Martin, a mushroom, was born on the wrong rock. He overcomes enormous challenges to travel to a far away rock, where he hopes to find acceptance
This is a fantastic tale of the pure of heart overcoming bigotry. Anyone who’s experienced, sexism, racism, ageism, political or religious persecution will relate to this story. A character who’s passion is unlike the people who he grew up around. He discovers a place he can be himself, but faces enormous obstacles to get there. Along the way he exposes the futility of the other character’s bigotry and bias. He finally puts it all in perspective so that they can finally deal with the bigger issues in life.
‘The Wrong Rock’ was incredibly created by a team skimming 100 volunteers from all over the world. Directed and lead by Michael Cawood, a British animated filmmaker based in Los Angeles, California. The film is stunningly gorgeous and wildly ambitious, packing in an incredible amount of emotions in unexpected places.
I have been making animated shorts for years. I started this one as I felt strongly about the topic of equality in society and I was looking for a simple metaphor to explore the it in animation. It started small and grew when I discovered just how many people were interested in helping me make it.

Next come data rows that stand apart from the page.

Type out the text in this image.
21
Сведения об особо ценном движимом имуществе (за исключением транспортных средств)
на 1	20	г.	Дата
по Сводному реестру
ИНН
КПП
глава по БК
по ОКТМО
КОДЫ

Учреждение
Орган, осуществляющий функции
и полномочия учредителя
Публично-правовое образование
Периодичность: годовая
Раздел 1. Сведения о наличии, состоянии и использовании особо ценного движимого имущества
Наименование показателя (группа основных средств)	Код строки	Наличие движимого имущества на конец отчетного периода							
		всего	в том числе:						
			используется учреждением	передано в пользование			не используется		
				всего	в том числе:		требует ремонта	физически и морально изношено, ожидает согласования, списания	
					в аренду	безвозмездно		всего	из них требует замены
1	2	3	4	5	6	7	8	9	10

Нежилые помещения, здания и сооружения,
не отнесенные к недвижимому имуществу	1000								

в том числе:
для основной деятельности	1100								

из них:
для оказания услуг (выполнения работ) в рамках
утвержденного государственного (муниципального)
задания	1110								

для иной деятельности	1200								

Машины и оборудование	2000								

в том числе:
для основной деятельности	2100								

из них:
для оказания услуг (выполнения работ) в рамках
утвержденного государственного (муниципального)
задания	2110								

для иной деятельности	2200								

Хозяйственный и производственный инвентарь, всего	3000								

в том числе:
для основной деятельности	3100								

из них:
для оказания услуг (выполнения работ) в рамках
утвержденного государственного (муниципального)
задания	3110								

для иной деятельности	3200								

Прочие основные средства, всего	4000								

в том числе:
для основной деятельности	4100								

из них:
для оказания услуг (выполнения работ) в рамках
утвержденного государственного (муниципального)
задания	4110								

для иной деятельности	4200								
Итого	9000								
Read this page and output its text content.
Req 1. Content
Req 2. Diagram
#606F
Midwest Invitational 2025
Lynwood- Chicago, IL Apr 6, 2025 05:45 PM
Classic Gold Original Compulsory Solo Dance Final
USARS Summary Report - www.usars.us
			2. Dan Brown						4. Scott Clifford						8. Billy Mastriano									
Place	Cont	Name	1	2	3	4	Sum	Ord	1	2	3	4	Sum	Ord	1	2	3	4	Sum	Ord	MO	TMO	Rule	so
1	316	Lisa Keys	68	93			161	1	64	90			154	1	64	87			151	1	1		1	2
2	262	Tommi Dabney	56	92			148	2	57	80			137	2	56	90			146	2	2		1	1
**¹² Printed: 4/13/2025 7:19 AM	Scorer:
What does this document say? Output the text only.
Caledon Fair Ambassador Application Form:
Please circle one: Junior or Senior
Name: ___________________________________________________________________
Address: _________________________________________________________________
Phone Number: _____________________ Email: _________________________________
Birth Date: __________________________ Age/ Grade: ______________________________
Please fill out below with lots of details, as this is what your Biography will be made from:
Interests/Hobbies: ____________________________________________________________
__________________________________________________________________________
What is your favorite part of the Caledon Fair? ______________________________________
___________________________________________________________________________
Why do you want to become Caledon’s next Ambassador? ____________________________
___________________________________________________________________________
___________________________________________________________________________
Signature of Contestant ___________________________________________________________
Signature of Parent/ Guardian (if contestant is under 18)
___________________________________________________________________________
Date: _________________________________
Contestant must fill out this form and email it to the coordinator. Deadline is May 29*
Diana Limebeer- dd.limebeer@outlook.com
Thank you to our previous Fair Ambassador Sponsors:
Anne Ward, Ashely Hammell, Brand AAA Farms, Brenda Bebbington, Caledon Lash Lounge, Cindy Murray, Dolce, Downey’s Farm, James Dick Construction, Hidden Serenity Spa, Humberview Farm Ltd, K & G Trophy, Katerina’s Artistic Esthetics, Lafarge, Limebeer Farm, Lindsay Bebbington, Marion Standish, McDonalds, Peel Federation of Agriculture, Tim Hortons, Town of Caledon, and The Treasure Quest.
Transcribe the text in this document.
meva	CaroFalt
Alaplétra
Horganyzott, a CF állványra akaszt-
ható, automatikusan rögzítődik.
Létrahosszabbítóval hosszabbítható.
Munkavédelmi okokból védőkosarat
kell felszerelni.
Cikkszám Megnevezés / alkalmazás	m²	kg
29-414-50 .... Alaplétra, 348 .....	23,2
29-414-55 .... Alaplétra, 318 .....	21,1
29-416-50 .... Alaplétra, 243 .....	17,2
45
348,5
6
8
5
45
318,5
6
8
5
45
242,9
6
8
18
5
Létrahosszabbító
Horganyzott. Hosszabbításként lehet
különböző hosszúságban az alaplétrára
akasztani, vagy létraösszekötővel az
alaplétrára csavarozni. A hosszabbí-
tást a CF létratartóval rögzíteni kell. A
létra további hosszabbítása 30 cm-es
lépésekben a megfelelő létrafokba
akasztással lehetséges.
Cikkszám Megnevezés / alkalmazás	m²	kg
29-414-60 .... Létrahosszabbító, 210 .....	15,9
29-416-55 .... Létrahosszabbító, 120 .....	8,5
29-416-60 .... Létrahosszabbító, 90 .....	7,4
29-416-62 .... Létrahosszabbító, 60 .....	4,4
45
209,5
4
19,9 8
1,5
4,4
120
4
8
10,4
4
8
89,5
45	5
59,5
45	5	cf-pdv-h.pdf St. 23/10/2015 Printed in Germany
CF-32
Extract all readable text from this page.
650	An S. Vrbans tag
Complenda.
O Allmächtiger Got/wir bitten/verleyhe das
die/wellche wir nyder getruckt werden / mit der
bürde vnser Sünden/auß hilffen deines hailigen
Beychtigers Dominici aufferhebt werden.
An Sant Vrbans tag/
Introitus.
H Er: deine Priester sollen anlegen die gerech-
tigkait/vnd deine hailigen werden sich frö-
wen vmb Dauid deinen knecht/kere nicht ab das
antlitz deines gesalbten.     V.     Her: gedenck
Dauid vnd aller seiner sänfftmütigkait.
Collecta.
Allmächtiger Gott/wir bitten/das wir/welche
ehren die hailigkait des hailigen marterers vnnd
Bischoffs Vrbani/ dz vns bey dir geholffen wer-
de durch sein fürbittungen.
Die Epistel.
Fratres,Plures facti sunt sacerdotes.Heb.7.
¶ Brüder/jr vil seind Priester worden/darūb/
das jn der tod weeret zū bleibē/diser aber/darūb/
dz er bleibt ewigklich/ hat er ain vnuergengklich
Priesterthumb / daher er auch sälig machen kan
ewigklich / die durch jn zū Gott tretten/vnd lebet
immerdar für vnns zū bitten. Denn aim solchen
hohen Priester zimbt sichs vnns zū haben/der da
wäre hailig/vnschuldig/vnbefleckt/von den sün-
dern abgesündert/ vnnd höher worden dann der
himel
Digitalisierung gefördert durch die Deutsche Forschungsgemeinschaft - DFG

The team ballooned to around 100 online, including the all female band, ‘The Mrs’ who wrote an all new song for the film.
I was also extremely lucky to attract the talented Grant Kirkhope to score the film, he’s famous for his work on dozens of the biggest game titles like Golden Eye, Banjo Kazooie, Mario + Rabbids, Viva Pinata and many more. The two of us both worked for Rare in the UK many years ago, creating games for Nintendo and Microsoft. Ultimately, we were looking to make a quality film with simple building blocks but sophisticated film-making.
Before we can save the world, we must put aside our differences. We’re all on the same Rock! – Michael Cawood
The film exceeded my wildest expectations, and it won Best Animated Short at the Burbank and Davis Film festivals. That’s actually my second win at the Burbank Film Festival as one of my previous films, ‘Devils Angels & Dating’ won the same award back in 2012.
Michael used the Artella Virtual Studio platform to attract talent and collaborate online, as the team was based all over the world. They added to that Slack, Dropbox, Google Drive, Mega, a Word Press website and Maya to animate. Most of the film was then rendered with consumer graphics cards bought on ebay, using a technique called GPU rendering in Redshift. This helped us produce quality results much faster than traditional CPU rendering. The film’s final edit was done in Premiere, with variety of other tools were used to help with effects and a very small amount of compositing.